The 30-year Treasury yield hits a near 20-year high... What higher yields mean for stocks... Kevin Warsh's first test... Homebuilders still aren't feeling great... What folks are missing... Get ready for volatility later this week...
That didn't take long...
Yesterday, we wrote about rising bond yields – both in the U.S. and globally. And we cited our colleague and Ten Stock Trader editor Greg Diamond, who said that the 5.15% level for the 30-year U.S. Treasury was a key level to watch.
And just a day later, we've already breached that level...
Today, the yield on the 30-year Treasury rose to 5.18%, hitting the highest level since July 2007. At this level, Greg predicts a "floodgate of bond selling" – which will push yields even higher.
We're already seeing that from foreign governments...
In data released by the Treasury Department, China reduced its Treasury holdings for the eighth time in the past 12 months to the lowest level since 2008. And Japan reduced its holdings of U.S. government debt to the lowest level since September.
China and Japan are two of the three largest holders of U.S. government debt. And they're both reducing their positions.
All in all, rising yields tend to be bad news for stocks...
As Willie Delwiche of Hi Mount Research showed in a recent Substack post, stocks tend to underperform in environments when yields are rising. Here's a look...
Delwiche shared that over the past quarter-century, the S&P 500 Index has an average annual return of negative 3.6% when yields rose in the previous six-month period.
That's well below the S&P 500 in all periods. And when yields were falling over the previous six-month period, the index did better still... averaging a 14.6% annualized return.
Said another way, if you invested $100 in the S&P 500 at the close on December 31, 1999, you'd have more than $400 today. And if you'd only bought and held when yields were falling, you'd have a little more.
But if you only bought and held during rising-rate environments, you'd have lost money.
At the end of the day, if rates keep rising, that'll be a hard headwind for this bull market to overcome.
That's what we saw today... All three major U.S. indexes were lower, with the Nasdaq Composite Index falling the most because of the technology sector's sensitivity to interest rates.
Kevin Warsh's first test...
Warsh is set to be sworn in as the new chairman of the Federal Reserve on Friday. That will give him a little more than three weeks before his first policy meeting in June.
The market doesn't expect the Fed to move rates in Warsh's first meeting... or even until December, according to the CME FedWatch tool.
But that doesn't mean the next few months will be smooth sailing.

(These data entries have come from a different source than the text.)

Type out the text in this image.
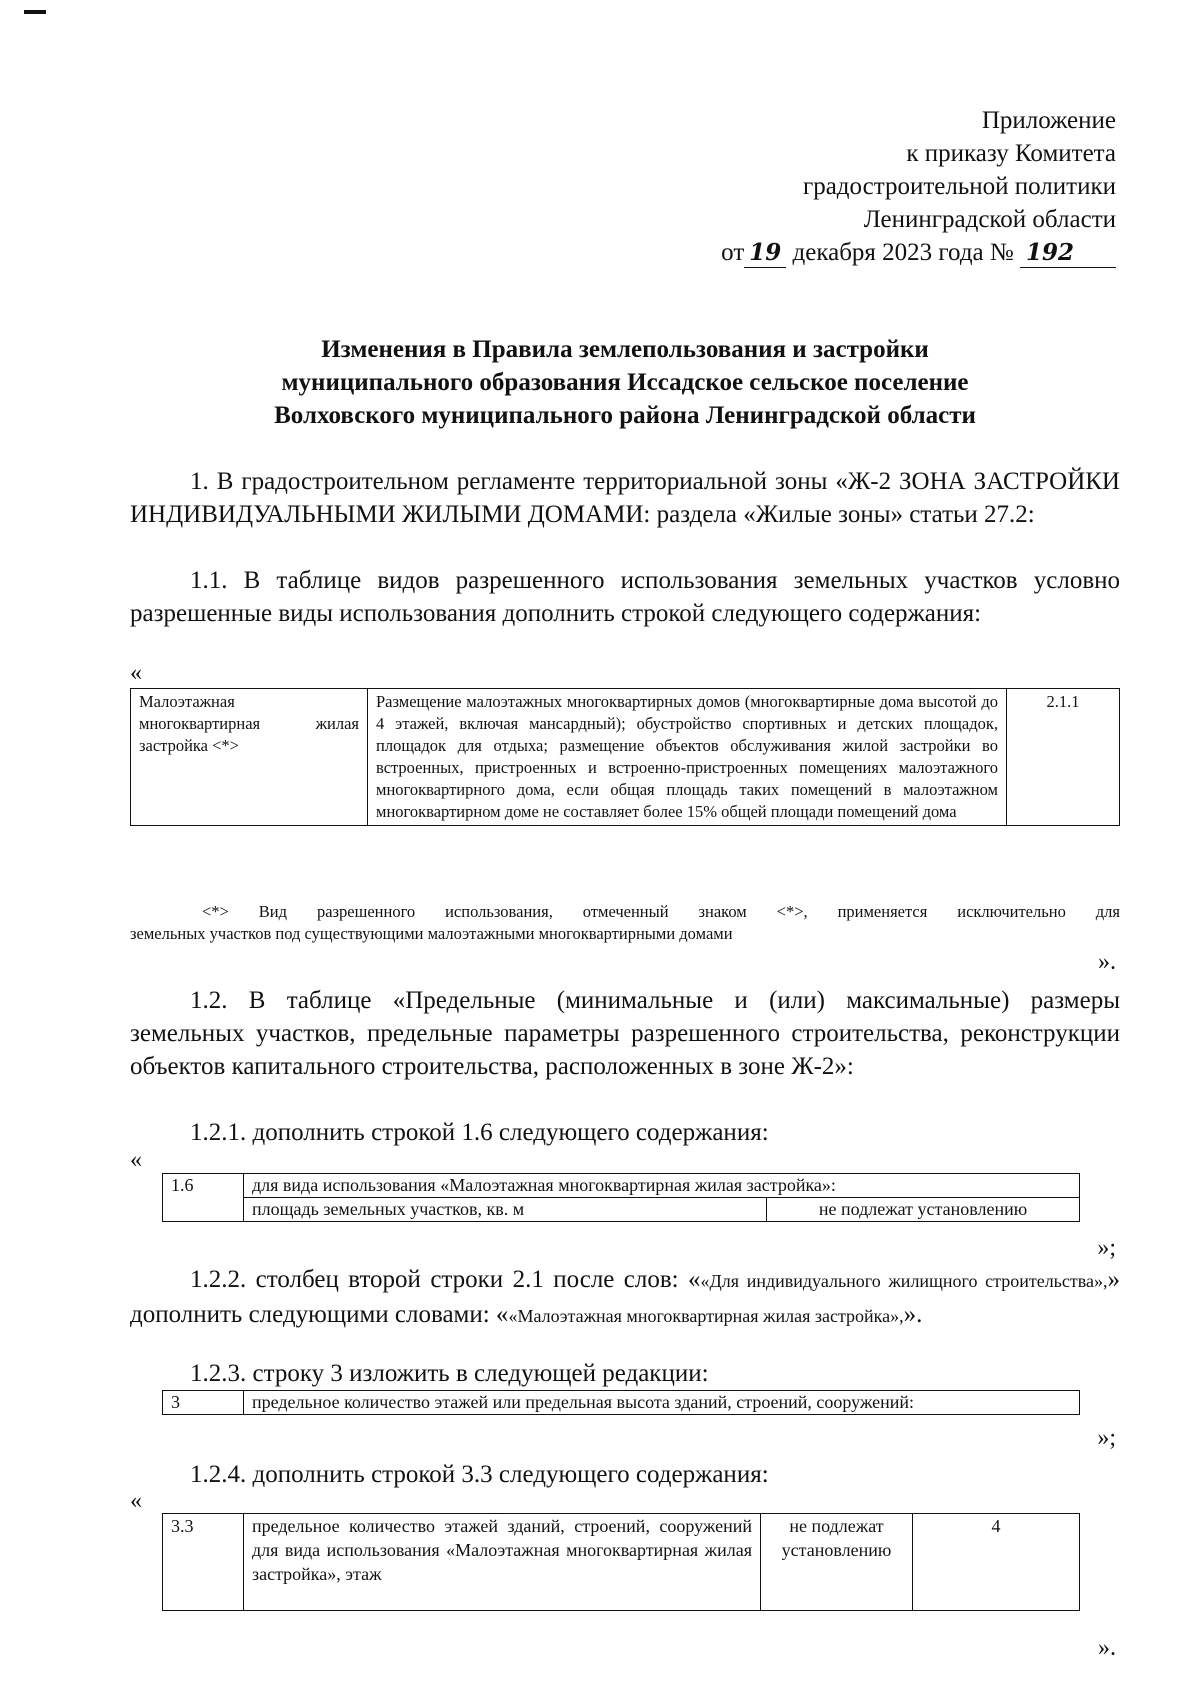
Приложение
к приказу Комитета
градостроительной политики
Ленинградской области
от 19 декабря 2023 года № 192
Изменения в Правила землепользования и застройки
муниципального образования Иссадское сельское поселение
Волховского муниципального района Ленинградской области
1. В градостроительном регламенте территориальной зоны «Ж-2 ЗОНА ЗАСТРОЙКИ ИНДИВИДУАЛЬНЫМИ ЖИЛЫМИ ДОМАМИ: раздела «Жилые зоны» статьи 27.2:
1.1. В таблице видов разрешенного использования земельных участков условно разрешенные виды использования дополнить строкой следующего содержания:
«
Малоэтажная многоквартирная жилая застройка <*>	Размещение малоэтажных многоквартирных домов (многоквартирные дома высотой до 4 этажей, включая мансардный); обустройство спортивных и детских площадок, площадок для отдыха; размещение объектов обслуживания жилой застройки во встроенных, пристроенных и встроенно-пристроенных помещениях малоэтажного многоквартирного дома, если общая площадь таких помещений в малоэтажном многоквартирном доме не составляет более 15% общей площади помещений дома	2.1.1
<*> Вид разрешенного использования, отмеченный знаком <*>, применяется исключительно для
земельных участков под существующими малоэтажными многоквартирными домами
».
1.2. В таблице «Предельные (минимальные и (или) максимальные) размеры земельных участков, предельные параметры разрешенного строительства, реконструкции объектов капитального строительства, расположенных в зоне Ж-2»:
1.2.1. дополнить строкой 1.6 следующего содержания:
«
1.6	для вида использования «Малоэтажная многоквартирная жилая застройка»:	
	площадь земельных участков, кв. м	не подлежат установлению
»;
1.2.2. столбец второй строки 2.1 после слов: ««Для индивидуального жилищного строительства»,» дополнить следующими словами: ««Малоэтажная многоквартирная жилая застройка»,».
1.2.3. строку 3 изложить в следующей редакции:
3	предельное количество этажей или предельная высота зданий, строений, сооружений:
»;
1.2.4. дополнить строкой 3.3 следующего содержания:
«
3.3	предельное количество этажей зданий, строений, сооружений для вида использования «Малоэтажная многоквартирная жилая застройка», этаж	не подлежат установлению	4
».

As Delwiche highlighted, "Markets tend to test new Fed chairs." Within the first six months of a new Fed chair's tenure, the Dow Jones Industrial Average has a median max drawdown of 10% and an average decline of 15%.
Delwiche also shared that the last three Fed chairs have all seen peak drawdowns of more than 6% during their first 12 months in their position. Outgoing Chair Jerome Powell saw stocks fall up to 19% within his first 12 months back in 2018.
And for Warsh, that clock begins ticking on Friday.
Moving on to sentiment in the housing market...
Yesterday, the National Association of Home Builders' ("NAHB") Housing Market Index showed that builders are still pessimistic about the housing market.
The Housing Market Index rose to 37, improving from 34 in April. But it remained below the key level of 50 where builders are feeling good about their prospects. And all three of the index's components – current sales patterns, six-month sales expectations, and future buyer traffic – remain below the 50 level.
Zooming out, homebuilder sentiment is still around its lows over the past 10 years.
Elsewhere, home-improvement retailer Home Depot (HD) reported its first-quarter results this morning. Both revenue and earnings came in slightly ahead of Wall Street's estimates. CEO Ted Decker said in the press release...
The underlying demand in our business was relatively similar to what we saw throughout fiscal 2025, despite greater consumer uncertainty and housing affordability pressure.
Decker is likely glad the housing situation didn't get worse... But Home Depot needs it to get better. As we wrote in the May 5 Digest...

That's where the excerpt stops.